The Oswego Country News Now said this about CRT,
The first rule of critical race theory is that nobody knows what critical race theory is.

Okay, a few people do, but they’re a small fraction of the people who’ve been talking about it lately. Critical race theory (CRT) is an obscure area of legal scholarship. In my two decades of teaching American economic history, including much on slavery and race, I did not come across it until recently. Yet somehow any number of conservative politicians and pundits can’t stop talking about how teaching it endangers our children and our republic.
[…]
The “anti-CRT” campaign is massive. Conservative politicians and pundits are using this fake issue to whip their followers into a frenzy. Fox News has mentioned “critical race theory” some 1,300 times in the past three and a half months. Viral videos denouncing CRT have been viewed a combined thirty million times. Legislators in 22 states have introduced legislation to ban or limit the teaching of CRT, again without ever accurately defining or describing it.
Where else have the Republicans and the right-wing pundits created boogeymen?

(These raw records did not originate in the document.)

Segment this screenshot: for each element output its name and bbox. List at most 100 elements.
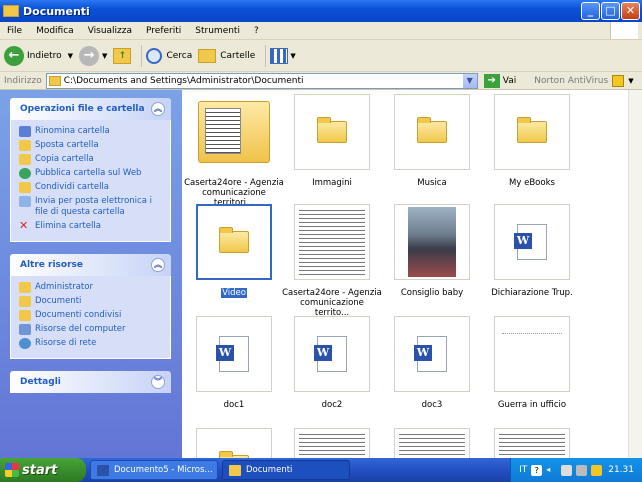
menu-bar: File Modifica Visualizza Preferiti Strum… xyxy=(0,22,642,40)
place-shared-documents[interactable]: Documenti condivisi xyxy=(19,310,164,321)
language-indicator[interactable]: IT xyxy=(519,465,527,475)
back-arrow-icon: ← xyxy=(4,45,24,66)
norton-antivirus-toolbar[interactable]: Norton AntiVirus ▼ xyxy=(534,74,634,87)
address-path: C:\Documents and Settings\Administrator\… xyxy=(63,75,304,86)
file-item[interactable]: W Dichiarazione Trup. xyxy=(482,204,582,298)
file-name: Dichiarazione Trup. xyxy=(491,288,573,298)
network-icon xyxy=(19,338,31,349)
back-button[interactable]: ← Indietro ▼ xyxy=(4,45,73,66)
vertical-scrollbar[interactable] xyxy=(628,90,642,458)
taskbar-label: Documenti xyxy=(246,465,293,475)
start-label: start xyxy=(22,462,58,478)
folders-label: Cartelle xyxy=(220,50,256,61)
place-documenti[interactable]: Documenti xyxy=(19,296,164,307)
documents-folder-icon xyxy=(19,296,31,307)
task-email-files[interactable]: Invia per posta elettronica i file di qu… xyxy=(19,196,164,218)
file-item-partial[interactable] xyxy=(282,428,382,458)
collapse-chevron-icon[interactable]: ︽ xyxy=(151,102,165,116)
task-move-folder[interactable]: Sposta cartella xyxy=(19,140,164,151)
menu-help[interactable]: ? xyxy=(247,26,266,36)
up-folder-button[interactable]: ↑ xyxy=(113,47,132,64)
file-thumbnail: W xyxy=(494,204,570,280)
search-button[interactable]: Cerca xyxy=(146,47,192,64)
collapse-chevron-icon[interactable]: ︽ xyxy=(151,258,165,272)
file-item[interactable]: Musica xyxy=(382,94,482,188)
file-tasks-header[interactable]: Operazioni file e cartella ︽ xyxy=(10,98,171,120)
file-item[interactable]: My eBooks xyxy=(482,94,582,188)
maximize-button[interactable]: □ xyxy=(601,2,620,20)
task-delete-folder[interactable]: ✕ Elimina cartella xyxy=(19,220,164,232)
file-item-partial[interactable] xyxy=(382,428,482,458)
file-item-partial[interactable] xyxy=(184,428,284,458)
minimize-button[interactable]: _ xyxy=(581,2,600,20)
file-item[interactable]: Caserta24ore - Agenzia comunicazione ter… xyxy=(184,94,284,208)
task-copy-folder[interactable]: Copia cartella xyxy=(19,154,164,165)
file-tasks-group: Operazioni file e cartella ︽ Rinomina ca… xyxy=(10,98,171,242)
file-item[interactable]: W doc3 xyxy=(382,316,482,410)
go-arrow-icon: ➔ xyxy=(483,73,500,88)
place-label: Risorse di rete xyxy=(35,338,97,348)
task-share-folder[interactable]: Condividi cartella xyxy=(19,182,164,193)
window-title: Documenti xyxy=(23,4,90,18)
norton-dropdown-icon[interactable]: ▼ xyxy=(628,77,633,85)
close-button[interactable]: ✕ xyxy=(621,2,640,20)
title-bar[interactable]: Documenti _ □ ✕ xyxy=(0,0,642,22)
menu-file[interactable]: File xyxy=(0,26,29,36)
task-rename-folder[interactable]: Rinomina cartella xyxy=(19,126,164,137)
file-name: doc3 xyxy=(421,400,443,410)
file-item[interactable]: Caserta24ore - Agenzia comunicazione ter… xyxy=(282,204,382,318)
go-button[interactable]: ➔ Vai xyxy=(483,73,516,88)
file-view[interactable]: Caserta24ore - Agenzia comunicazione ter… xyxy=(182,90,628,458)
address-input[interactable]: C:\Documents and Settings\Administrator\… xyxy=(45,72,478,89)
forward-dropdown-icon[interactable]: ▼ xyxy=(102,52,107,60)
other-places-title: Altre risorse xyxy=(20,260,83,270)
document-thumb-icon xyxy=(299,207,365,277)
place-network[interactable]: Risorse di rete xyxy=(19,338,164,349)
menu-view[interactable]: Visualizza xyxy=(81,26,139,36)
file-thumbnail xyxy=(394,428,470,458)
forward-button[interactable]: → ▼ xyxy=(79,45,107,66)
file-item[interactable]: W doc1 xyxy=(184,316,284,410)
file-name: My eBooks xyxy=(509,178,555,188)
windows-logo-icon xyxy=(610,22,638,39)
file-name: Guerra in ufficio xyxy=(497,400,567,410)
address-dropdown-icon[interactable]: ▼ xyxy=(462,73,477,88)
tray-arrow-icon[interactable]: ◂ xyxy=(546,465,557,476)
expand-chevron-icon[interactable]: ︾ xyxy=(151,375,165,389)
clock[interactable]: 21.31 xyxy=(608,465,634,475)
back-dropdown-icon[interactable]: ▼ xyxy=(68,52,73,60)
taskbar-button-word[interactable]: Documento5 - Micros... xyxy=(90,460,218,480)
file-name: Immagini xyxy=(312,178,352,188)
network-tray-icon[interactable] xyxy=(561,464,573,476)
start-button[interactable]: start xyxy=(0,458,86,482)
file-item[interactable]: Immagini xyxy=(282,94,382,188)
menu-edit[interactable]: Modifica xyxy=(29,26,81,36)
place-administrator[interactable]: Administrator xyxy=(19,282,164,293)
file-thumbnail xyxy=(494,428,570,458)
file-item-selected[interactable]: Video xyxy=(184,204,284,298)
word-document-icon: W xyxy=(414,336,447,372)
menu-tools[interactable]: Strumenti xyxy=(188,26,247,36)
help-icon[interactable]: ? xyxy=(531,464,543,476)
task-label: Condividi cartella xyxy=(35,182,110,192)
menu-favorites[interactable]: Preferiti xyxy=(139,26,188,36)
folders-button[interactable]: Cartelle xyxy=(198,48,256,63)
place-my-computer[interactable]: Risorse del computer xyxy=(19,324,164,335)
file-name: Consiglio baby xyxy=(400,288,464,298)
file-thumbnail: W xyxy=(394,316,470,392)
views-button[interactable]: ▼ xyxy=(270,47,296,64)
place-label: Documenti xyxy=(35,296,82,306)
task-publish-web[interactable]: Pubblica cartella sul Web xyxy=(19,168,164,179)
taskbar-button-documenti[interactable]: Documenti xyxy=(222,460,350,480)
file-item[interactable]: Guerra in ufficio xyxy=(482,316,582,410)
details-header[interactable]: Dettagli ︾ xyxy=(10,371,171,393)
file-item-partial[interactable] xyxy=(482,428,582,458)
antivirus-tray-icon[interactable] xyxy=(591,464,603,476)
volume-icon[interactable] xyxy=(576,464,588,476)
file-thumbnail xyxy=(494,316,570,392)
other-places-header[interactable]: Altre risorse ︽ xyxy=(10,254,171,276)
file-item[interactable]: Consiglio baby xyxy=(382,204,482,298)
file-item[interactable]: W doc2 xyxy=(282,316,382,410)
views-dropdown-icon[interactable]: ▼ xyxy=(290,52,295,60)
file-thumbnail: W xyxy=(294,316,370,392)
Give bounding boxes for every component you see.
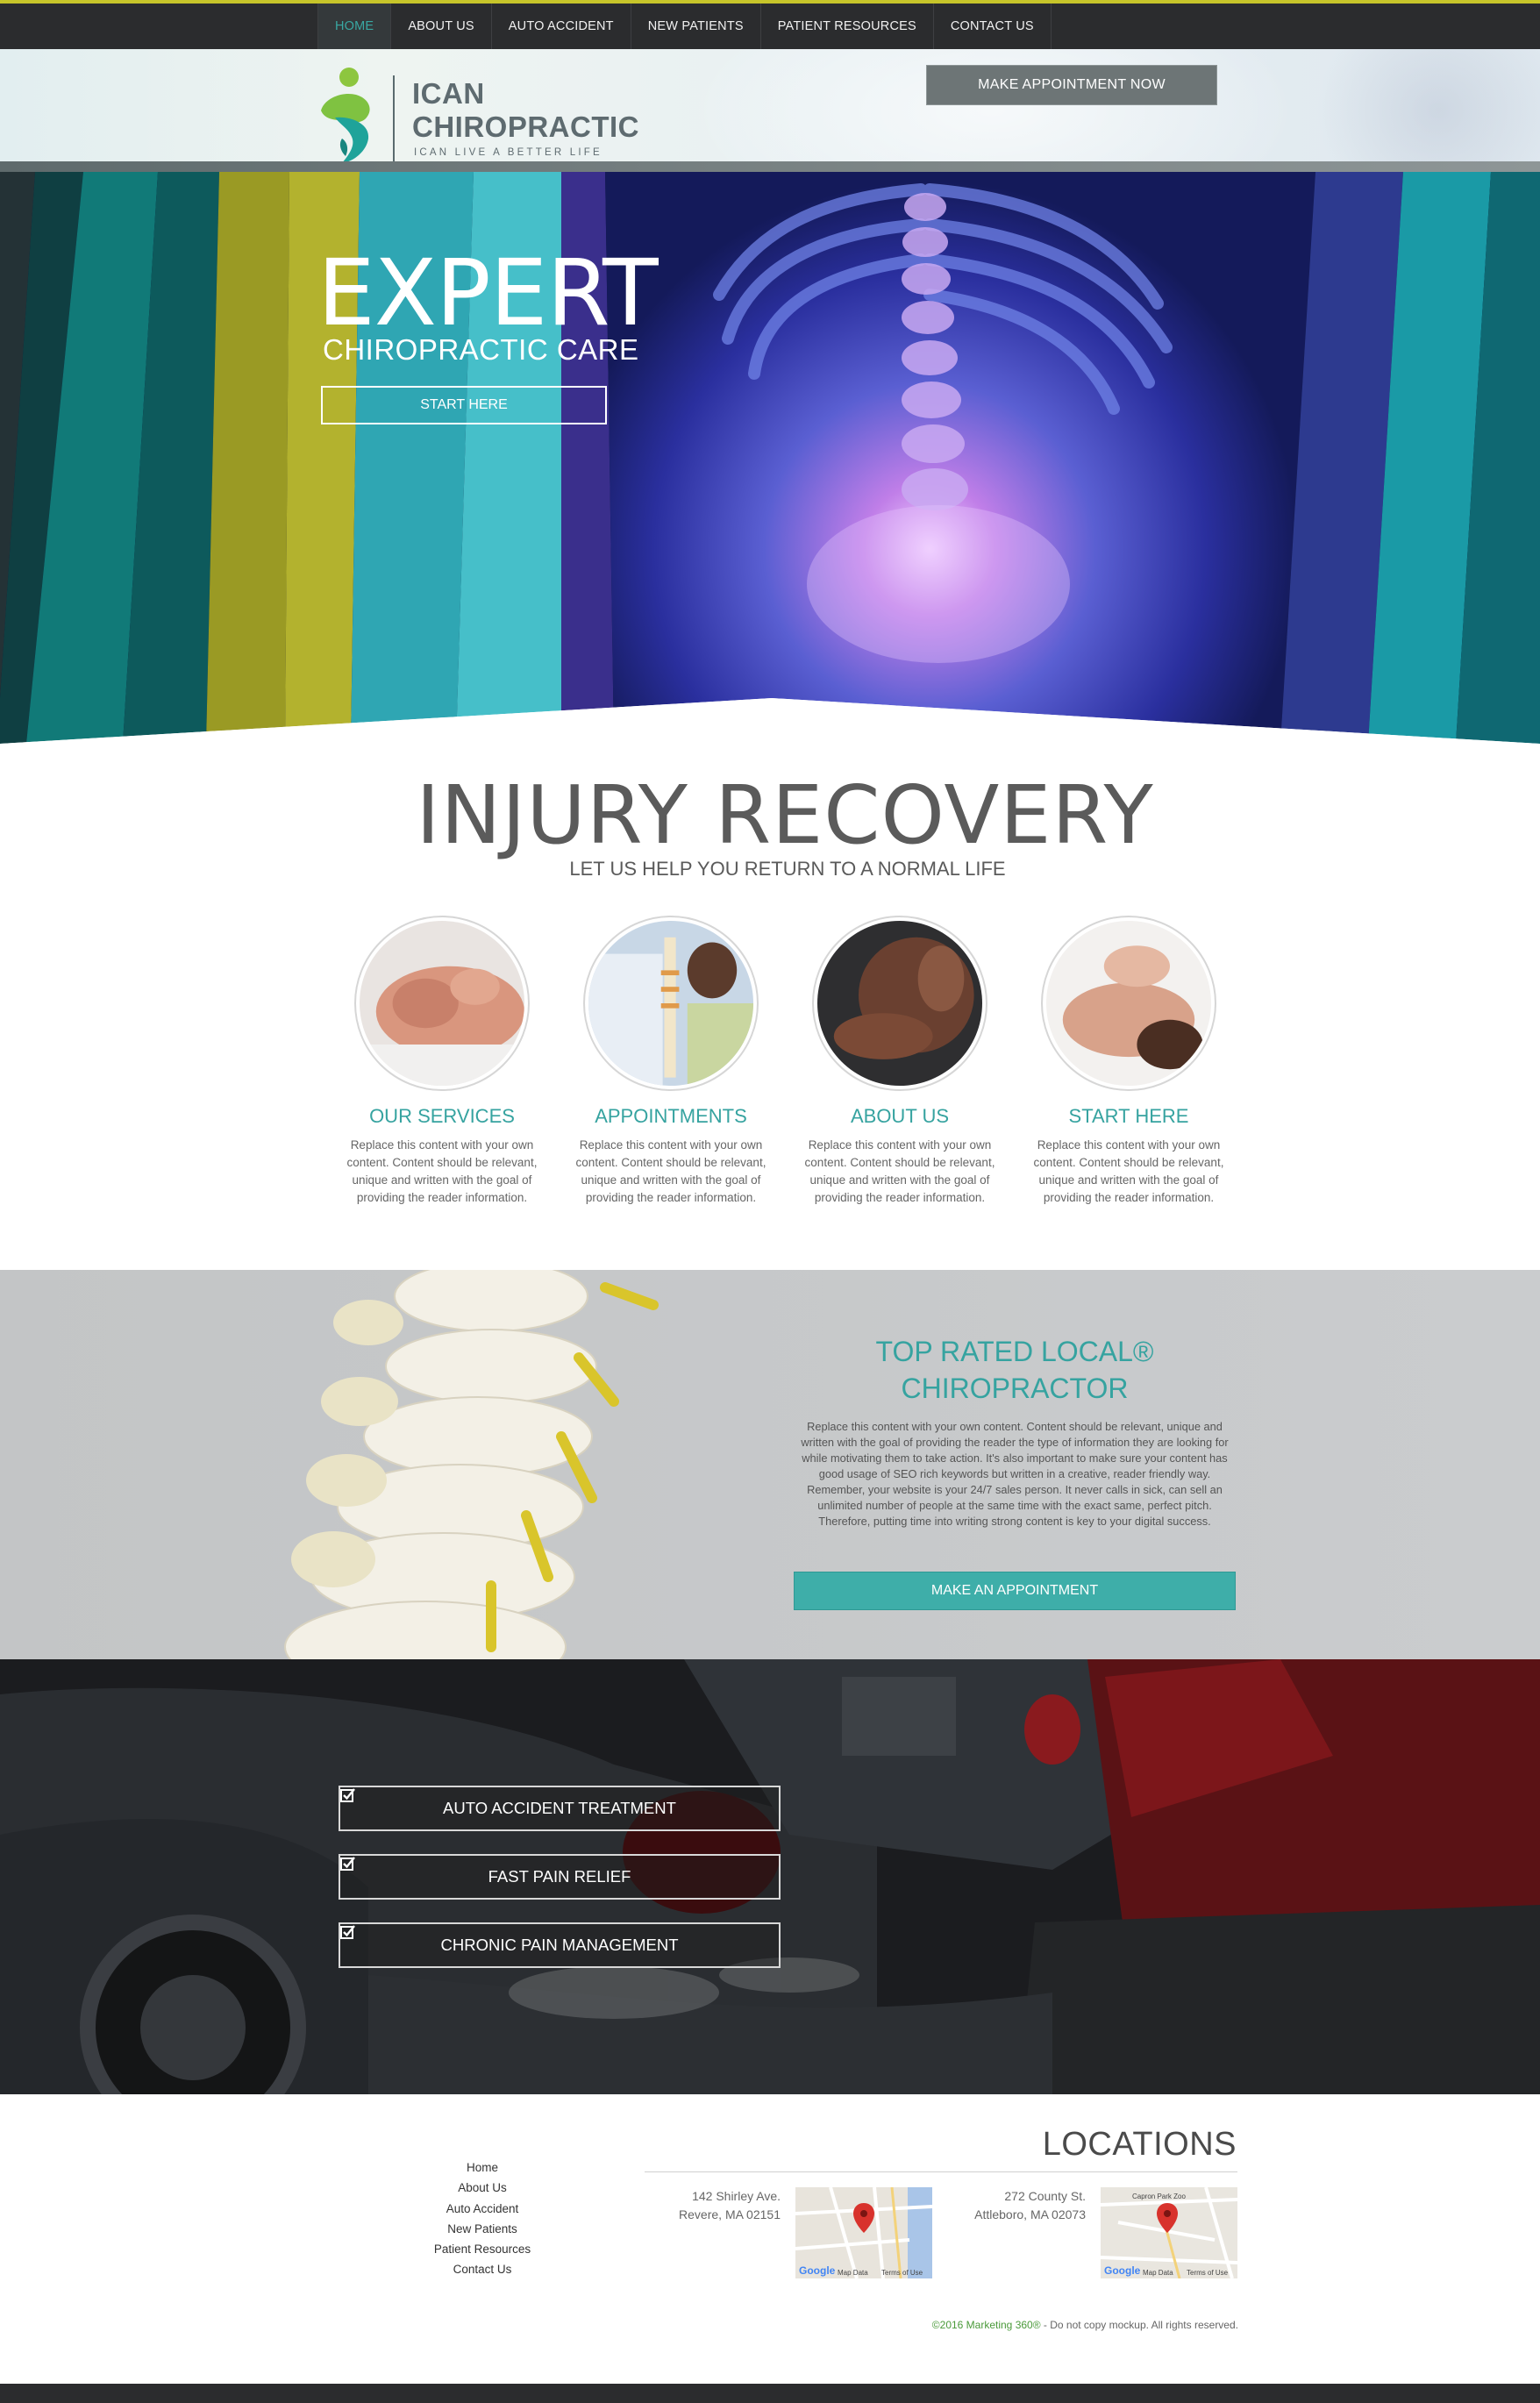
location-address-attleboro: 272 County St. Attleboro, MA 02073 [910, 2187, 1086, 2224]
feature-title[interactable]: Our Services [337, 1105, 547, 1128]
footer-link-auto-accident[interactable]: Auto Accident [386, 2199, 579, 2219]
hero-title: EXPERT [317, 239, 659, 346]
hero-background-spine-image [0, 172, 1540, 744]
section-title: INJURY RECOVERY [416, 768, 1154, 862]
nav-item-contact-us[interactable]: Contact Us [932, 4, 1052, 49]
feature-about-us: About Us Replace this content with your … [795, 916, 1005, 1207]
locations-divider [645, 2171, 1237, 2172]
address-street: 142 Shirley Ave. [692, 2189, 781, 2203]
feature-title[interactable]: Start Here [1023, 1105, 1234, 1128]
address-city: Revere, MA 02151 [679, 2207, 781, 2221]
feature-text: Replace this content with your own conte… [1033, 1138, 1224, 1204]
feature-image-back-massage[interactable] [354, 916, 530, 1091]
map-terms-link[interactable]: Terms of Use [881, 2269, 923, 2277]
top-rated-title-line2: Chiropractor [901, 1373, 1129, 1404]
feature-appointments: Appointments Replace this content with y… [566, 916, 776, 1207]
logo-text-chiropractic: CHIROPRACTIC [412, 111, 639, 143]
checkbox-icon [340, 1788, 355, 1802]
feature-text: Replace this content with your own conte… [804, 1138, 995, 1204]
nav-item-new-patients[interactable]: New Patients [630, 4, 760, 49]
treatment-label: Chronic Pain Management [440, 1936, 679, 1954]
treatment-label: Fast Pain Relief [488, 1867, 631, 1886]
injury-recovery-section: INJURY RECOVERY Let us help you return t… [0, 744, 1540, 1270]
logo-divider [393, 75, 395, 167]
logo-text-ican: ICAN [412, 77, 485, 110]
copyright-notice: ©2016 Marketing 360® - Do not copy mocku… [702, 2319, 1238, 2331]
spine-model-image [0, 1270, 1540, 1659]
feature-text: Replace this content with your own conte… [575, 1138, 766, 1204]
fast-pain-relief-button[interactable]: Fast Pain Relief [339, 1854, 781, 1900]
top-rated-title: Top Rated Local® Chiropractor [794, 1333, 1236, 1407]
top-rated-section: Top Rated Local® Chiropractor Replace th… [0, 1270, 1540, 1659]
header-background-shadow [1315, 49, 1540, 172]
start-here-button[interactable]: Start Here [321, 386, 607, 424]
make-appointment-now-button[interactable]: Make Appointment Now [926, 65, 1217, 105]
chronic-pain-management-button[interactable]: Chronic Pain Management [339, 1922, 781, 1968]
locations-title: LOCATIONS [1042, 2126, 1237, 2163]
feature-title[interactable]: About Us [795, 1105, 1005, 1128]
copyright-brand-link[interactable]: ©2016 Marketing 360® [932, 2319, 1041, 2331]
address-street: 272 County St. [1004, 2189, 1086, 2203]
feature-title[interactable]: Appointments [566, 1105, 776, 1128]
map-place-label: Capron Park Zoo [1132, 2193, 1186, 2200]
treatment-label: Auto Accident Treatment [443, 1799, 676, 1817]
copyright-text: - Do not copy mockup. All rights reserve… [1040, 2319, 1238, 2331]
section-subtitle: Let us help you return to a normal life [569, 858, 1006, 880]
logo-person-icon [321, 68, 370, 163]
logo-tagline: ICAN LIVE A BETTER LIFE [414, 147, 602, 158]
nav-item-auto-accident[interactable]: Auto Accident [490, 4, 631, 49]
site-logo[interactable]: ICAN CHIROPRACTIC ICAN LIVE A BETTER LIF… [316, 65, 639, 170]
feature-text: Replace this content with your own conte… [346, 1138, 538, 1204]
make-an-appointment-button[interactable]: Make An Appointment [794, 1572, 1236, 1610]
feature-start-here: Start Here Replace this content with you… [1023, 916, 1234, 1207]
feature-our-services: Our Services Replace this content with y… [337, 916, 547, 1207]
map-attleboro[interactable]: Capron Park Zoo Google Map Data Terms of… [1101, 2187, 1237, 2278]
feature-image-doctor-spine[interactable] [583, 916, 759, 1091]
footer-link-contact-us[interactable]: Contact Us [386, 2259, 579, 2279]
top-navigation: Home About Us Auto Accident New Patients… [0, 0, 1540, 49]
feature-image-shoulder-treatment[interactable] [1041, 916, 1216, 1091]
map-data-link[interactable]: Map Data [838, 2269, 868, 2277]
footer-link-patient-resources[interactable]: Patient Resources [386, 2239, 579, 2259]
nav-item-about-us[interactable]: About Us [390, 4, 490, 49]
feature-image-neck-pain[interactable] [812, 916, 987, 1091]
google-logo: Google [799, 2264, 836, 2277]
location-address-revere: 142 Shirley Ave. Revere, MA 02151 [605, 2187, 781, 2224]
address-city: Attleboro, MA 02073 [974, 2207, 1086, 2221]
map-terms-link[interactable]: Terms of Use [1187, 2269, 1228, 2277]
auto-accident-treatment-button[interactable]: Auto Accident Treatment [339, 1786, 781, 1831]
bottom-bar [0, 2384, 1540, 2403]
site-footer: Home About Us Auto Accident New Patients… [0, 2094, 1540, 2384]
main-menu: Home About Us Auto Accident New Patients… [317, 4, 1052, 49]
google-logo: Google [1104, 2264, 1141, 2277]
nav-item-home[interactable]: Home [317, 4, 391, 49]
checkbox-icon [340, 1857, 355, 1871]
top-rated-title-line1: Top Rated Local® [875, 1336, 1154, 1367]
header-bottom-strip [0, 161, 1540, 172]
nav-item-patient-resources[interactable]: Patient Resources [759, 4, 933, 49]
footer-link-home[interactable]: Home [386, 2157, 579, 2178]
footer-link-new-patients[interactable]: New Patients [386, 2219, 579, 2239]
top-rated-body: Replace this content with your own conte… [801, 1420, 1229, 1528]
hero-banner: EXPERT Chiropractic Care Start Here [0, 172, 1540, 744]
hero-subtitle: Chiropractic Care [323, 333, 639, 366]
map-data-link[interactable]: Map Data [1143, 2269, 1173, 2277]
checkbox-icon [340, 1925, 355, 1939]
footer-link-about-us[interactable]: About Us [386, 2178, 579, 2198]
auto-accident-section: Auto Accident Treatment Fast Pain Relief… [0, 1659, 1540, 2094]
site-header: ICAN CHIROPRACTIC ICAN LIVE A BETTER LIF… [0, 49, 1540, 172]
footer-navigation: Home About Us Auto Accident New Patients… [386, 2157, 579, 2280]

How about all the laws that the Republicans have passed against trans people?

What about immigrants and Muslims?

And what about the Black Lives Matter movement?

The Republicans and the right-wing pundits are very good at stirring up fear and hate.

In a USA Opinion article the writer says, “That is why the policies promoted by governors, typically Republicans, that critical race theory should be banned from their state’s public schools are so idiotic, so irrelevant, and so manifestly designed to add fuel to the fires of the culture war.” 

New York magazine article said,
The Heritage Foundation has supplied pseudo-intellectual credibility to the crusade against CRT, and Fox News has been its chief propagandist, with a reported 1,300 on-air references to CRT in just the last three-and-a-half months.

But to an ever-increasing extent, it’s the MAGA wing of the Republican Party at the center of this appropriately paranoid movement, as Politico explains:

Former top aides to President Donald Trump have begun an aggressive push to combat the teaching of critical race theory and capitalize on the issue politically, confident that a backlash will vault them back into power …

“This is the Tea Party to the 10th power,” Steve Bannon, Trump’s former adviser who has zeroed in on local school board fights over critical race theory, said in an interview. “This isn’t Q, this is mainstream suburban moms — and a lot of these people aren’t Trump voters.”
The Republicans and their far right-wing news outlets are very, very good at creating fear.